I wanted a different life so badly I could taste it. I wanted to live in peace and I wanted to make a positive impact in the world. I remember I went to visit my old Junior High School when I was about to start college (first one in my family to go to college). One of my old teachers was shocked and admitted to me she and other school staff thought for sure I would end up in jail, because of the way I acted out in school and because of the abuse they saw me suffer. This revelation only motivated me more to prove them wrong. I ended up graduating from college with high University Honors, after being on the honor roll every single semester during my college career.
Because I’ve seen the darkest of days and suffered greatly over a long period of time, I’ve always felt like I have nothing else to lose. I go for it, no matter what IT is. Just 30 days after graduating from college, I moved from the Midwest to Los Angeles to pursue a career in television. I knew one person, who let me sleep on their couch.

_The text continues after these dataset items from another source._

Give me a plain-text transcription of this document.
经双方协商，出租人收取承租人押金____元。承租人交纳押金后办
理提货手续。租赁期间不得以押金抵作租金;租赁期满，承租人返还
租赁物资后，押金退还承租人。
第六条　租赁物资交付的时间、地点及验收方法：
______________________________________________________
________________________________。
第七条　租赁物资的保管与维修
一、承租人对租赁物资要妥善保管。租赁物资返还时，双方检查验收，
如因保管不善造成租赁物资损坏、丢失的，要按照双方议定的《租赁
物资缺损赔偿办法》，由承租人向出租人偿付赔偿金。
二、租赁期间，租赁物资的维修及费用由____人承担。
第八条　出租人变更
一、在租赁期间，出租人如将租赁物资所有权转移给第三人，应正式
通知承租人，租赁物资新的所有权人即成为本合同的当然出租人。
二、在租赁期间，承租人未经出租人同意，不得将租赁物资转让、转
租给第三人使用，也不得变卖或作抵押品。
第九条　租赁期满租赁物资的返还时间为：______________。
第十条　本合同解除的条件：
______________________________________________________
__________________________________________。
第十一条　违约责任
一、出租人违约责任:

I had $300, three suitcases and a dream. Within a year, I got my big break and started working on several TV shows. For the past 5 years, I’ve been working on the Dr. Phil Show, working my way up the ladder all the way to being a Producer. The irony of working on such a well-respected show that helps people who’re dealing with major family dramas has not been lost on me and continuously blows my mind.
I’ve realized I don’t need anyone to open doors for me. I’ve opened them all by myself. And the hardships I’ve faced because of the abuse I’ve suffered have fueled me and given me strength to get through obstacles many people might find impossible.